In this research, we will make full use of innovative in vivo imaging technology with medaka as the model organism, in which whole-body high-resolution fluorescence imaging is possible, to identify target molecules for suppressing and treating cancer metastasis and to elucidate the underlying mechanisms. Specifically, as the model organism for cancer, we will develop transgenic medaka lines in which the onset of fluorescence-labeled pancreatic cancer can be observed by the pancreas-specific forced expression of human cancer genes and fluorescent proteins. Furthermore, we will create immune-deficient medaka using genome editing techniques, and by transplanting fluorescence-labeled human cancer cells, we will develop medaka models that enable optically detailed observation of the in vivo kinetics of human cancer cells. As a base for these medaka models, we will use transgenic lines that have already been developed, in which in vivo visualization of the vascular system, including blood vessels and lymphatic vessels, is possible. This will allow us to investigate the relationship between cancer metastasis and the vascular system.

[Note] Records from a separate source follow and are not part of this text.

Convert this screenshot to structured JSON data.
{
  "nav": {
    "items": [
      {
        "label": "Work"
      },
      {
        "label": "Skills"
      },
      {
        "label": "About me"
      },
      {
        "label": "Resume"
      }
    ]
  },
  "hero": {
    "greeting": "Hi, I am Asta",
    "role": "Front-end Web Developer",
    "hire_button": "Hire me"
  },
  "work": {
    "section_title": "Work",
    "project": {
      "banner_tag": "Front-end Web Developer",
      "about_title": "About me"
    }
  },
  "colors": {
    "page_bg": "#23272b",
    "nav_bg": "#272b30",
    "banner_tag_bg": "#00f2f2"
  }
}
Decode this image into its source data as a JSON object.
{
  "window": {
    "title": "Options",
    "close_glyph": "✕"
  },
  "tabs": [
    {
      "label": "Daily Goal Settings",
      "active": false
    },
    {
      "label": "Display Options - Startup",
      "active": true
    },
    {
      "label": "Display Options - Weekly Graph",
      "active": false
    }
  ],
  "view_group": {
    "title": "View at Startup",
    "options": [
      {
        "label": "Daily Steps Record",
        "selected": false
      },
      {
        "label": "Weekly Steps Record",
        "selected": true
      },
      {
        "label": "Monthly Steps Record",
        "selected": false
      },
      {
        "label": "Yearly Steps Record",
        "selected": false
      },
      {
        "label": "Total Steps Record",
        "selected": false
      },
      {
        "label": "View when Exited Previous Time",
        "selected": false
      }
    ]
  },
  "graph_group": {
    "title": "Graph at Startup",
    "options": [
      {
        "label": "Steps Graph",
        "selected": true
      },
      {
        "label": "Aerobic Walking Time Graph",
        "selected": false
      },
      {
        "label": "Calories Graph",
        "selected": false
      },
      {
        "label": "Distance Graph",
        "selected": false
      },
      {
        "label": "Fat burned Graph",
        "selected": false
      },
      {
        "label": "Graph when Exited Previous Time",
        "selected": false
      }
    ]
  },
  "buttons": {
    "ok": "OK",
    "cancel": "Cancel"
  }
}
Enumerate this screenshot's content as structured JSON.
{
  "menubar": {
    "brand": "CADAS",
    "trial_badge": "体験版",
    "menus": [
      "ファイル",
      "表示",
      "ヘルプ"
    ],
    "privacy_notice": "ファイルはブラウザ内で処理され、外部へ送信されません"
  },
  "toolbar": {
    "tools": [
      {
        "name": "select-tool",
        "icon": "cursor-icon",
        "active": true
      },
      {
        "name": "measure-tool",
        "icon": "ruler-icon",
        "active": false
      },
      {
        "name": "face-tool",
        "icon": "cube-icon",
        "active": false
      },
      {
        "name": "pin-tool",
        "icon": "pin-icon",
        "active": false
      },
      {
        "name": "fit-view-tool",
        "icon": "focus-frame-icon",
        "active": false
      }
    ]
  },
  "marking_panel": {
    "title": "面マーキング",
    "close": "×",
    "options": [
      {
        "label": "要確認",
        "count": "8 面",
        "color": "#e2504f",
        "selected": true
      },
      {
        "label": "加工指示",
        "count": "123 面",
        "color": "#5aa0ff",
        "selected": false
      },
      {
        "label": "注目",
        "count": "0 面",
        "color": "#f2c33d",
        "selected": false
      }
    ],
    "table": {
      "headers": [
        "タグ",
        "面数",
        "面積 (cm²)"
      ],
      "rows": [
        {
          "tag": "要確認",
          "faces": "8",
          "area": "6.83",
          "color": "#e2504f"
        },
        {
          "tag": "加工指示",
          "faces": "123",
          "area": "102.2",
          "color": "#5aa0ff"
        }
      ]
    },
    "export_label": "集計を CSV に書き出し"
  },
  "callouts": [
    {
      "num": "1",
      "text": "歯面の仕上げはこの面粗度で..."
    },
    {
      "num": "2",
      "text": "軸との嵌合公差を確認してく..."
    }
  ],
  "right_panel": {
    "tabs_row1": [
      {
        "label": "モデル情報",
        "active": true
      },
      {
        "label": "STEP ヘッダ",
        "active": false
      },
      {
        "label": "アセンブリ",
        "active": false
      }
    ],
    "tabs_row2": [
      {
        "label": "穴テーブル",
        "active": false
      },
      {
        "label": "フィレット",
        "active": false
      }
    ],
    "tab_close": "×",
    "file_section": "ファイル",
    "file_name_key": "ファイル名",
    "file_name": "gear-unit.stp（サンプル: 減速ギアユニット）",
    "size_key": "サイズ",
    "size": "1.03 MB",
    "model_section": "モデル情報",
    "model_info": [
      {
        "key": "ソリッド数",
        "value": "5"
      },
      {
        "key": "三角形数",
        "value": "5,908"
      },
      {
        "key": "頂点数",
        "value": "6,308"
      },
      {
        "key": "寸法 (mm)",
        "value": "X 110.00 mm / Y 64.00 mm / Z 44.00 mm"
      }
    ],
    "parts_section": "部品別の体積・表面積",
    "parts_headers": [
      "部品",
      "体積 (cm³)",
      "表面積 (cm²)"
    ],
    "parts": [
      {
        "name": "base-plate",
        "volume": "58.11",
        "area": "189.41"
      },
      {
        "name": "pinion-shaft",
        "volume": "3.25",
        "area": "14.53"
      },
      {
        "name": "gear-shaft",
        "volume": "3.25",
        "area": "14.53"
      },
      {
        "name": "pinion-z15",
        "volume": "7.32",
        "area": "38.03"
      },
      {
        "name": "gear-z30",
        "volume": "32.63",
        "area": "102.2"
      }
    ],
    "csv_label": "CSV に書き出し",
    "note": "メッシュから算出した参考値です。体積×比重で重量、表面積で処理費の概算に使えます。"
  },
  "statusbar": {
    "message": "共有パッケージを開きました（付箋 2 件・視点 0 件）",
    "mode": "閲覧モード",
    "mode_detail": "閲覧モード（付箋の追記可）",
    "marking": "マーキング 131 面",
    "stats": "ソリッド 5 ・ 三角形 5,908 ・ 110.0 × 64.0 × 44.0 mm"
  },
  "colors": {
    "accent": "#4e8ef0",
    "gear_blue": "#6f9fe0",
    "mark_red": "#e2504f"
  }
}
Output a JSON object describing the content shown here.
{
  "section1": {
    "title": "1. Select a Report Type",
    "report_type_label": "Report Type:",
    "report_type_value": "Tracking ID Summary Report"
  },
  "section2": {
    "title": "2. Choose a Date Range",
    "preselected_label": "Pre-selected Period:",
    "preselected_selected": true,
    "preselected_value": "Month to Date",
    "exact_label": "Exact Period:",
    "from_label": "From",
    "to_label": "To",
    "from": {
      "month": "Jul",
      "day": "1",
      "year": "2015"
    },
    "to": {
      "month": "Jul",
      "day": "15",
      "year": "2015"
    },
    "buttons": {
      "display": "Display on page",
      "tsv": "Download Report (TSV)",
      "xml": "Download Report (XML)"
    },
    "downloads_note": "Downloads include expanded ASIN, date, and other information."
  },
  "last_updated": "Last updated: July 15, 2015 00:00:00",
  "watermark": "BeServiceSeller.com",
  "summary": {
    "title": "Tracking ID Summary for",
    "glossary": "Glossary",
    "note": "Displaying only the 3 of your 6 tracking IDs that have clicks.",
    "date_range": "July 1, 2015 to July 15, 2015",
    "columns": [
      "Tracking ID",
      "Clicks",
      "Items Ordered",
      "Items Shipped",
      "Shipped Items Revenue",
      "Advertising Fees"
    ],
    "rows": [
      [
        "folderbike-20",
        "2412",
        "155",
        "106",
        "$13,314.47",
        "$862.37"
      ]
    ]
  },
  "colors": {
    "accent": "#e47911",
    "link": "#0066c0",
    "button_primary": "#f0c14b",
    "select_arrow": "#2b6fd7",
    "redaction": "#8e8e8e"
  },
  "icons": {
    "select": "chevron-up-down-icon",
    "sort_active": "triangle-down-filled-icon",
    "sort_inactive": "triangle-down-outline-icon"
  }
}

As for the whole-body observation of medaka cancer models described above, we will develop a light-sheet microscope that takes advantage of active optical devices based on liquid crystals (LCs). This microscope will allow us to construct 3D images over a wide field of view without unevenness of illumination light. Furthermore, improvements of LC optical devices will be made to achieve adaptive optics function that enables higher-order correction of not only spherical aberration but also asymmetric coma aberration and astigmatism. By applying these to the light source of a multi-photon excitation microscope, we will develop a microscope that can correct refractive index differences that arise from the heterogeneity of living tissues, and improve z-axis spatial resolution, in particular, thereby making it possible to observe fluorescence in the deep tissues of medaka.
We will integrate innovative medaka cancer models, fluorescence imaging technology, and optogenetic techniques to analyze the process of metastasis in a temporally and spatially dynamic fashion over a wide range or at high resolution, with the aim of identifying target cells and molecules that can be effective in preventing or suppressing cancer metastasis among the various molecules involved in metastasis formation. To perform detailed analysis of the signal transduction mechanisms, we will carry out compound screening by adding low molecular weight compounds into the breeding aquarium of medaka cancer models, and by using a light-sheet microscope to perform macro-level observation of kinetic changes in cancer cells. Moreover, as a means to inactivate identified target molecules in certain cells, we will use optogenetic techniques.